In [2]:
import pandas as pd
import numpy as np
import math
import matplotlib.pyplot as plt
from tqdm.notebook import tqdm

In [3]:
tackles = pd.read_csv(f'{project_dir}tackles.csv')
plays = pd.read_csv(f'{project_dir}plays.csv')
players = pd.read_csv(f"{project_dir}players.csv")

In [None]:
# Fitler run plays ending in a tackle or out of bounds

end_event = ['tackle','out_of_bounds']

run_plays = [list(z) \
             for z in zip(plays[~plays['playDescription'].str.contains('pass')]['gameId'].to_list(),\
                          plays[~plays['playDescription'].str.contains('pass')]['playId'].to_list())]

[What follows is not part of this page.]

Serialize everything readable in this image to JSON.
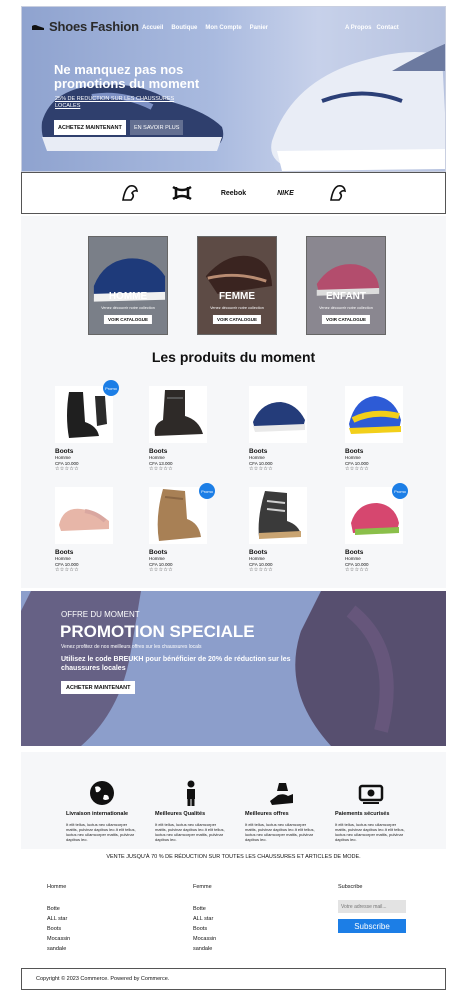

# Remove plays with unusable data
run_plays_remove = [[2022091801,63],\
                    [2022101605,2970]\
                    [2022102307, 1505]\
                   ]

[run_plays.remove(x) for x in run_plays_remove]

In [None]:
#Load tracking data for each week
tracking = pd.DataFrame()
for w in range(1,10):
    print('processing week', w)
    if tracking.empty:
        tracking = pd.read_csv(f"{project_dir}/tracking_week_{w}.csv")
        tracking = tracking.merge(players.loc[:, ['nflId', 'position']], how='left')
        tracking = tracking.merge(tackles,  how='left', left_on=['gameId','playId','nflId'], right_on = ['gameId','playId','nflId'])
        tracking = tracking.merge(plays,how='left',on=['gameId','playId'])
    else:
        temp = pd.read_csv(f"{project_dir}/tracking_week_{w}.csv")
        temp = temp.merge(players.loc[:, ['nflId', 'position']], how='left')
        temp = temp.merge(tackles,  how='left', left_on=['gameId','playId','nflId'], right_on = ['gameId','playId','nflId'])
        week = pd.concat([tracking,temp])
        tracking = tracking.merge(plays,how='left',on=['gameId','playId'])

In [None]:
# Further refine run play dataset to only include plays over 3 seconds

tracking_gameIds = tracking.gameId.unique().tolist()

for gid in tqdm(tracking_gameIds):
    print('Game ID', gid)
    game = tracking.loc[tracking['gameId']==gid].copy()

    #print('filtering run_plays',end='\r', flush=True)
    game_ = pd.DataFrame()
    for i in tqdm(range(len(run_plays)),leave=False):
        game_ = pd.concat([game_,game[(game['gameId'] == run_plays[i][0]) & (game['playId'] == run_plays[i][1])]])

    run_plays_adj = game_[game_['event'].isin(end_event)]['playId'].unique().tolist()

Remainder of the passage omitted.